The single and peculiar life is bound With all the strength and armor of the mind To keep itself from noyance;

My particular single and peculiar life
Does not seem quite free from noyance

Is anyone’s life free from it?

A noyance – free life would be so swaddled in cotton, there’d be no edges – and at a certain point, the cotton itself would become a noyance.

I had a book of Andy Warhol quotations and for some reason a line of his about rich people and problems stuck with me. It was something like, “Everyone has problems. Even rich people – even if it’s just that the toilet doesn’t work.”
Which frankly would be a bigger noyance for the poor as it will take either more time or a larger percentage of an income to fix it. But it is a noyance in any case.

But – any single, peculiar life does STRIVE to keep itself free from noyance. Even the simplest life forms move toward the nice things away from the not nice. We have movement and brains to help us do just that.

How can that be, when you have the voice of the King himself for your succession in Denmark?

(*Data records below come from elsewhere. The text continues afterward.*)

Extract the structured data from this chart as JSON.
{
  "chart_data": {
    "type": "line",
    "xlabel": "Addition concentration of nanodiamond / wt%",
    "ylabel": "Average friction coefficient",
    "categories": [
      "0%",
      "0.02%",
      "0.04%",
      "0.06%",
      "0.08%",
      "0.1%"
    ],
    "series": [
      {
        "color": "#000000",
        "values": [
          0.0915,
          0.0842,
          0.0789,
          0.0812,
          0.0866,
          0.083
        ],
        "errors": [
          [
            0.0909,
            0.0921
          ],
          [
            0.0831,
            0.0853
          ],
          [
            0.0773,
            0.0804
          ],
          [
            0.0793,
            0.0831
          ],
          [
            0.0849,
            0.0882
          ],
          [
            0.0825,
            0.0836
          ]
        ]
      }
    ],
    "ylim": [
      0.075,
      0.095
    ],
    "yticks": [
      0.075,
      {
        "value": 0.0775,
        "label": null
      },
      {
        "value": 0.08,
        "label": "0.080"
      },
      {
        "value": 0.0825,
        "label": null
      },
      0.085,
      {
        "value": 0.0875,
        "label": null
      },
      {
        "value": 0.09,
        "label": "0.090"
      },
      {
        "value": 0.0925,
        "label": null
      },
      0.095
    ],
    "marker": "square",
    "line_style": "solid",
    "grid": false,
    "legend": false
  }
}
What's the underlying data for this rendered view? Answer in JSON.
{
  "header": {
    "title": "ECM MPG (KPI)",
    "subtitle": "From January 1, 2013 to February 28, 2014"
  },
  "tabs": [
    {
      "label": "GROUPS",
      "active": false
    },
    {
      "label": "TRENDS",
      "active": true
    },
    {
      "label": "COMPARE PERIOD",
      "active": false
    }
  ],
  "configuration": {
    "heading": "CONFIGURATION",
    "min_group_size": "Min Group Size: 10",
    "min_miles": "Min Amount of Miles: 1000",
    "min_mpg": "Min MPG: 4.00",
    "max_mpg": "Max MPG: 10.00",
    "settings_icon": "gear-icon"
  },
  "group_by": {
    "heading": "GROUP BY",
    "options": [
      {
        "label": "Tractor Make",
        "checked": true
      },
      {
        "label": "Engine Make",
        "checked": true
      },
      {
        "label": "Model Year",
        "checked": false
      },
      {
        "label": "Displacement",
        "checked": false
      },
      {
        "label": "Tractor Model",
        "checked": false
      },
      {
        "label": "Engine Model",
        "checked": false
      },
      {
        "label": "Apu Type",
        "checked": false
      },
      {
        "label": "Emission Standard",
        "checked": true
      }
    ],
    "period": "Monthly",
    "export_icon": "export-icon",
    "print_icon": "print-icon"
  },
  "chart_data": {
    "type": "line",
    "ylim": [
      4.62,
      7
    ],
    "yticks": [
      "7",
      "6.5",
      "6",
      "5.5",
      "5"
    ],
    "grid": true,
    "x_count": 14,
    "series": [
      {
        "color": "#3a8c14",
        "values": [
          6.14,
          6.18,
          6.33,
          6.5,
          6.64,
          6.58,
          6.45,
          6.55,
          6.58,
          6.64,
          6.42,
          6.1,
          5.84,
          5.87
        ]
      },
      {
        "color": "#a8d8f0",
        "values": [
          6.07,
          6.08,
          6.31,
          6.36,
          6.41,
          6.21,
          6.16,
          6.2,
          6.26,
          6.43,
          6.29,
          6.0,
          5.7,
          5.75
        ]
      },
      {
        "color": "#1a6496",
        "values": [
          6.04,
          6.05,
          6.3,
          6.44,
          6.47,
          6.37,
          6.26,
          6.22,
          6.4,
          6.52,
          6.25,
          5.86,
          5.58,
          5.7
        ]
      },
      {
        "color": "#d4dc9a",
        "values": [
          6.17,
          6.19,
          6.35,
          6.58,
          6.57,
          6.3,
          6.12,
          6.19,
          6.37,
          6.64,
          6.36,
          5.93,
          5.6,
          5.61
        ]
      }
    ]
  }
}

And here is where Rosencrantz signs his own death warrant. He might have been able to pull Hamlet’s allegiance back at this point with a different answer.
He’s been pushing at Hamlet to tell him what’s wrong pretty every time he sees him and here Hamlet finally tells him something trued and Rosencrantz shuts it down.
If he’d said something like, “Yes, that is upsetting.”
Or even just did some straight up reflective listening like, “You lack advancement.” Hamlet might have begun to trust him – but by essentially taking Claudius point of view, he condemns himself.
It is here where Hamlet quits playing their game, gets out the pipes and starts turning the tables on them.
Smooth move, Rosencrantz.

You do surely bar the door upon your own liberty if you deny your griefs to your friend.

Rosencrantz is the kind of friend I used to have – the kid who is constantly trying to manipulate people into telling him more than they want to. He’s like the friend who says, “If you were really my friend, you would. . .” and it’s either something he wants you to do or something he wants you to say and somehow you end up doing it or saying it. But then you feel bad – and you think, “Yeah, you know – maybe I’m actually NOT your friend, so no thanks. I won’t tell you that intimate secret, actually. No, no, you don’t get to hear about my innermost feelings.”
This is a particularly sneaky manipulation – the idea that by somehow NOT telling Rosencrantz he is presenting his own freedom, he own cure.
When, of course, there’s nothing wrong with Hamlet that a little revenge won’t cure.